Hacker News new | ask | show | jobs
by burntsushi 2239 days ago
> The second problem is that at least the Rust code is decoding UTF-8 every iteration of the inner loop instead of decoding once and saving the result

Indeed. This is a pretty damning difference. The `target` string is being repeatedly UTF-8 decoded where as the same is not true in the Go version. The Go version even goes out of its way to do UTF-8 decoding exactly once for each of `source` and `target`, but then doesn't do the same for the Rust program.

> Implausible benchmark results are almost always an indicator of the incompetence of the person performing the benchmark.

Come on. We can do better than this. Please don't make it personal. We all have to learn things at some point.

1 comments

> Indeed. This is a pretty damning difference. The `target` string is being repeatedly UTF-8 decoded where as the same is not true in the Go version. The Go version even goes out of its way to do UTF-8 decoding exactly once for each of `source` and `target`, but then doesn't do the same for the Rust program.

I'm really not sure that's an issue, utf8 decoding is very, very cheap and it's iterating either way.

It would have to be benched, but I wouldn't be surprised if allocating the caches (at least one allocation per line of input) had way more overhead, especially given the inputs are so very short.

I'm not going to claim Rust's utf8 decoder is the fastest around, but it's very fast.

It's cheap, but not _that_ cheap. It shouldn't be as cheap as just iterating over a sequence of 32-bit integers.

But yes, I did benchmark this, even after reusing allocations, and I can't tell a difference. The benchmark is fairly noisy.

I agree with your conclusion, especially after looking at the input[1]. The strings are so small that the overhead of caching the UTF-8 decoding is probably comparable to the cost of doing UTF-8 decoding.

[1] - https://github.com/christianscott/levenshtein-distance-bench...

> It shouldn't be as cheap as just iterating over a sequence of 32-bit integers.

I wonder if there are any benchmarks about this? Specifically, it feels like in theory iterating utf8 could actually be faster if the data is mostly ascii, as that would require less memory bandwidth, and it seems like the computation is simple enough for memory to be the bottleneck (this is a wild guess, I have horrible intuition about speed of various hardware things). In this particular benchmark this reasoning doesn’t apply, as strings are short and should just fit in cache.

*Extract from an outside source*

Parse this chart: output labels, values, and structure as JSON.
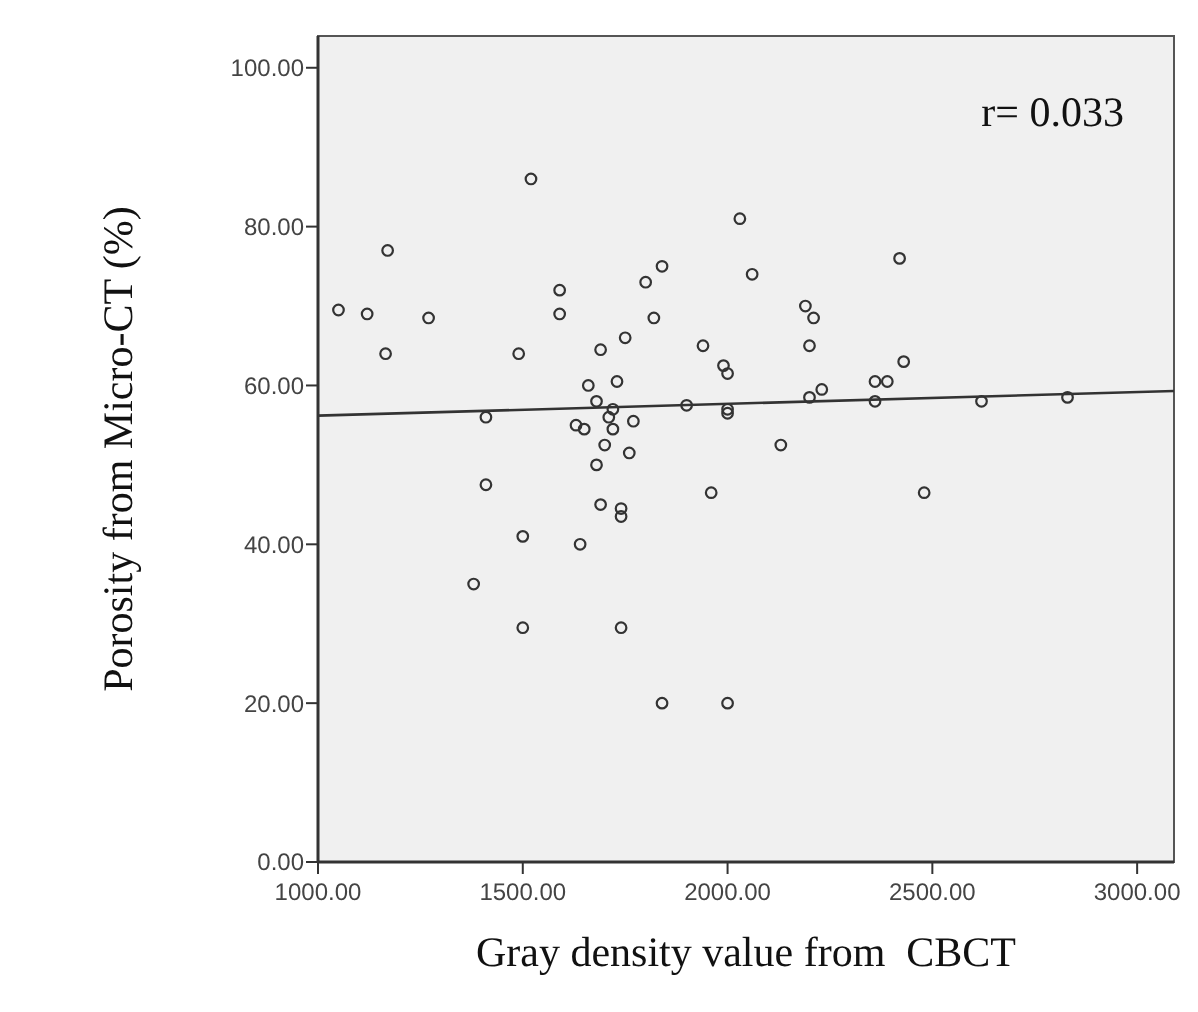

If all you need to do is validate UTF-8, then yes, mostly ASCII enables some nice fast paths[1].

I'm not a UTF-8 decoding specialist, but if you need to traverse rune-by-rune via an API as general as `str::chars`, then you need to do some kind of work to convert your bytes into runes. Usually this involves some kind of branching.

But no, I haven't benchmarked it. Just intuition. A better researched response to your comment would benchmark, and would probably at least do some research on whether Daniel Lemire's work[2] would be applicable. (Or, in general, whether SIMD could be used to batch the UTF-8 decoding process.)

[1] - https://github.com/BurntSushi/bstr/blob/91edb3fb3e1ef347b30e...

[2] - https://lemire.me/blog/2018/05/16/validating-utf-8-strings-u...

Did a quick benchmark: https://gist.github.com/matklad/ebc1acd2fab884f3ff9d96d4175f....

Seems like hypothesis is not wrong, but also is not interesting: the difference is pretty small, and it can be easily dwarfed by the big wins for utf32 if something like auto-vectorization or bounds-check elision kicks in. Also I am not entirely sure that the diff I observe is not due to something completely irrelevant, like one loop ending up on a lucky cacheline or what not.